5 Elements of Andrew Zarzosa's Aguachile

By Kendyl Kearly | Will Blunt


Kendyl Kearly
Will Blunt
Chef Andrew Zarzosa of The Betsy Hotel
Chef Andrew Zarzosa of The Betsy Hotel

Raw fish with clean flavors was definitely a theme during the making of this Miami issue, but the aguachile (full recipe here) at The Betsy Hotel stood out for its balance and the texture of the cured local grouper. “Ceviche is so popular in Miami and sushi too, so I wanted to introduce them to something different for raw fish,” Executive Chef Andrew Zarzosa says.

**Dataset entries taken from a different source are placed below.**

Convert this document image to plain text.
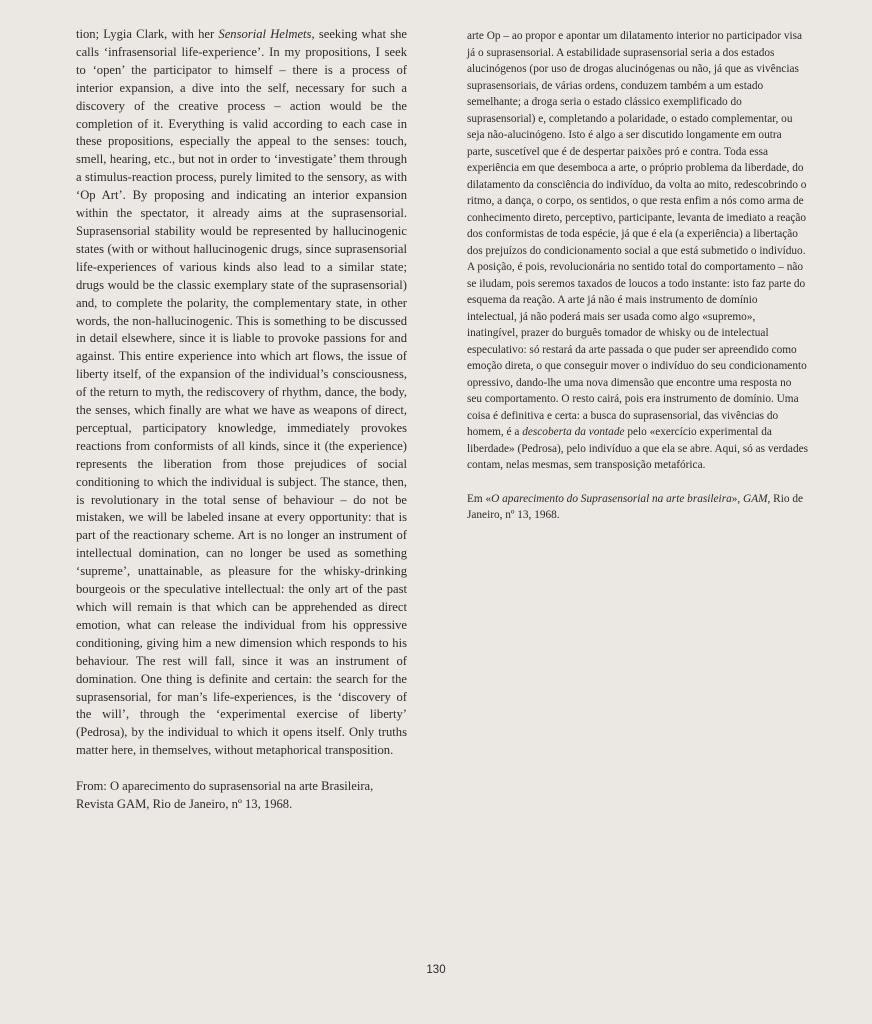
tion; Lygia Clark, with her Sensorial Helmets, seeking what she calls ‘infrasensorial life-experience’. In my propositions, I seek to ‘open’ the participator to himself – there is a process of interior expansion, a dive into the self, necessary for such a discovery of the creative process – action would be the completion of it. Everything is valid according to each case in these propositions, especially the appeal to the senses: touch, smell, hearing, etc., but not in order to ‘investigate’ them through a stimulus-reaction process, purely limited to the sensory, as with ‘Op Art’. By proposing and indicating an interior expansion within the spectator, it already aims at the suprasensorial. Suprasensorial stability would be represented by hallucinogenic states (with or without hallucinogenic drugs, since suprasensorial life-experiences of various kinds also lead to a similar state; drugs would be the classic exemplary state of the suprasensorial) and, to complete the polarity, the complementary state, in other words, the non-hallucinogenic. This is something to be discussed in detail elsewhere, since it is liable to provoke passions for and against. This entire experience into which art flows, the issue of liberty itself, of the expansion of the individual’s consciousness, of the return to myth, the rediscovery of rhythm, dance, the body, the senses, which finally are what we have as weapons of direct, perceptual, participatory knowledge, immediately provokes reactions from conformists of all kinds, since it (the experience) represents the liberation from those prejudices of social conditioning to which the individual is subject. The stance, then, is revolutionary in the total sense of behaviour – do not be mistaken, we will be labeled insane at every opportunity: that is part of the reactionary scheme. Art is no longer an instrument of intellectual domination, can no longer be used as something ‘supreme’, unattainable, as pleasure for the whisky-drinking bourgeois or the speculative intellectual: the only art of the past which will remain is that which can be apprehended as direct emotion, what can release the individual from his oppressive conditioning, giving him a new dimension which responds to his behaviour. The rest will fall, since it was an instrument of domination. One thing is definite and certain: the search for the suprasensorial, for man’s life-experiences, is the ‘discovery of the will’, through the ‘experimental exercise of liberty’ (Pedrosa), by the individual to which it opens itself. Only truths matter here, in themselves, without metaphorical transposition.

From: O aparecimento do suprasensorial na arte Brasileira,
Revista GAM, Rio de Janeiro, nº 13, 1968.

arte Op – ao propor e apontar um dilatamento interior no participador visa já o suprasensorial. A estabilidade suprasensorial seria a dos estados alucinógenos (por uso de drogas alucinógenas ou não, já que as vivências suprasensoriais, de várias ordens, conduzem também a um estado semelhante; a droga seria o estado clássico exemplificado do suprasensorial) e, completando a polaridade, o estado complementar, ou seja não-alucinógeno. Isto é algo a ser discutido longamente em outra parte, suscetível que é de despertar paixões pró e contra. Toda essa experiência em que desemboca a arte, o próprio problema da liberdade, do dilatamento da consciência do indivíduo, da volta ao mito, redescobrindo o ritmo, a dança, o corpo, os sentidos, o que resta enfim a nós como arma de conhecimento direto, perceptivo, participante, levanta de imediato a reação dos conformistas de toda espécie, já que é ela (a experiência) a libertação dos prejuízos do condicionamento social a que está submetido o indivíduo. A posição, é pois, revolucionária no sentido total do comportamento – não se iludam, pois seremos taxados de loucos a todo instante: isto faz parte do esquema da reação. A arte já não é mais instrumento de domínio intelectual, já não poderá mais ser usada como algo «supremo», inatingível, prazer do burguês tomador de whisky ou de intelectual especulativo: só restará da arte passada o que puder ser apreendido como emoção direta, o que conseguir mover o indivíduo do seu condicionamento opressivo, dando-lhe uma nova dimensão que encontre uma resposta no seu comportamento. O resto cairá, pois era instrumento de domínio. Uma coisa é definitiva e certa: a busca do suprasensorial, das vivências do homem, é a descoberta da vontade pelo «exercício experimental da liberdade» (Pedrosa), pelo indivíduo a que ela se abre. Aqui, só as verdades contam, nelas mesmas, sem transposição metafórica.

Em «O aparecimento do Suprasensorial na arte brasileira», GAM, Rio de Janeiro, nº 13, 1968.

130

The local ingredients made a stunning presentation—and color palette.    


Zarzosa softens the texture of the meaty black grouper, caught right off the Florida coast, by curing it in kombu, sake, and rice bran oil.

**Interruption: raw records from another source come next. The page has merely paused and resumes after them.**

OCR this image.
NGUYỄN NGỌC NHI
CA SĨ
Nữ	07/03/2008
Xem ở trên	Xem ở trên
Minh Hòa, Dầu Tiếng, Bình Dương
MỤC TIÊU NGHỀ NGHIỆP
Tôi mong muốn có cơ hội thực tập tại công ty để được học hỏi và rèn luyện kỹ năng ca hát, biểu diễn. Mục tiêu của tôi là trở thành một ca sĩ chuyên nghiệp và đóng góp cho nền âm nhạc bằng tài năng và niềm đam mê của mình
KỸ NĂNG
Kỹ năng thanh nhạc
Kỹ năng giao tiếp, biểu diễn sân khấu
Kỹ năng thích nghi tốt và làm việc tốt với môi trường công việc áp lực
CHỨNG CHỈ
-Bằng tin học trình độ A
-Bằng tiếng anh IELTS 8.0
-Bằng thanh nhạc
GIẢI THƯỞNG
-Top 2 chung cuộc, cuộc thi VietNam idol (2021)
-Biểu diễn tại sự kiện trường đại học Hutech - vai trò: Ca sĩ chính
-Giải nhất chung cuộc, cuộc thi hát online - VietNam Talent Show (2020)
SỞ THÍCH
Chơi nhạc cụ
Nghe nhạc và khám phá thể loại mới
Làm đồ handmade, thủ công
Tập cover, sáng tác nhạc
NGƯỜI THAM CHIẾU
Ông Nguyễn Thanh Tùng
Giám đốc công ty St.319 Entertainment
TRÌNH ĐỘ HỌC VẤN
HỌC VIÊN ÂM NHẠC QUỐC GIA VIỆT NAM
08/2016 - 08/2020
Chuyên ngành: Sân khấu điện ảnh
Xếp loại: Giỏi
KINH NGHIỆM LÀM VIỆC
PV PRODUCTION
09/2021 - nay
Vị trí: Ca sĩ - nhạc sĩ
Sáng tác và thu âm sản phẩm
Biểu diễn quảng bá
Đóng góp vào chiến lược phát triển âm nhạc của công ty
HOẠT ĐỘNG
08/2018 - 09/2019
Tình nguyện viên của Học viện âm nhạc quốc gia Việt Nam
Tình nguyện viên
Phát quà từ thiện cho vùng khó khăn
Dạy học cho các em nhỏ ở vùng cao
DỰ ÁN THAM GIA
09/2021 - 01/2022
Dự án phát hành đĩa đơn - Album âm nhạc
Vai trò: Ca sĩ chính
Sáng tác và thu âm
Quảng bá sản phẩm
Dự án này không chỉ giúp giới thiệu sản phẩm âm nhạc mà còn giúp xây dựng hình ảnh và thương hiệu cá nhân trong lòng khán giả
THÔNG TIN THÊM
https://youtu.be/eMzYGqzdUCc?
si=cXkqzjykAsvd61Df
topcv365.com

The crunchy Japanese cucumbers are compressed in a vacuum seal with the same sake used to cure the grouper. Zarzosa likes Onda 48; the Junmai Daiginjo is known for its sweet earthiness.

Pickled Onions

Red onions and arbol chiles are steeped overnight in apple cider vinegar to add acidity. 

Tomato Water

Clear and speckled with red, the lime-infused tomato water is poured tableside and brings all the components together. 


“All the vegetables and produce come from Harpke Family Farm and Swank Farm,” Zarzosa says. “I was excited to get micro produce from our farms like the huacatay.” With notes resembling tarragon and carrot tops, the huacatay catches dewdrops of finger lime.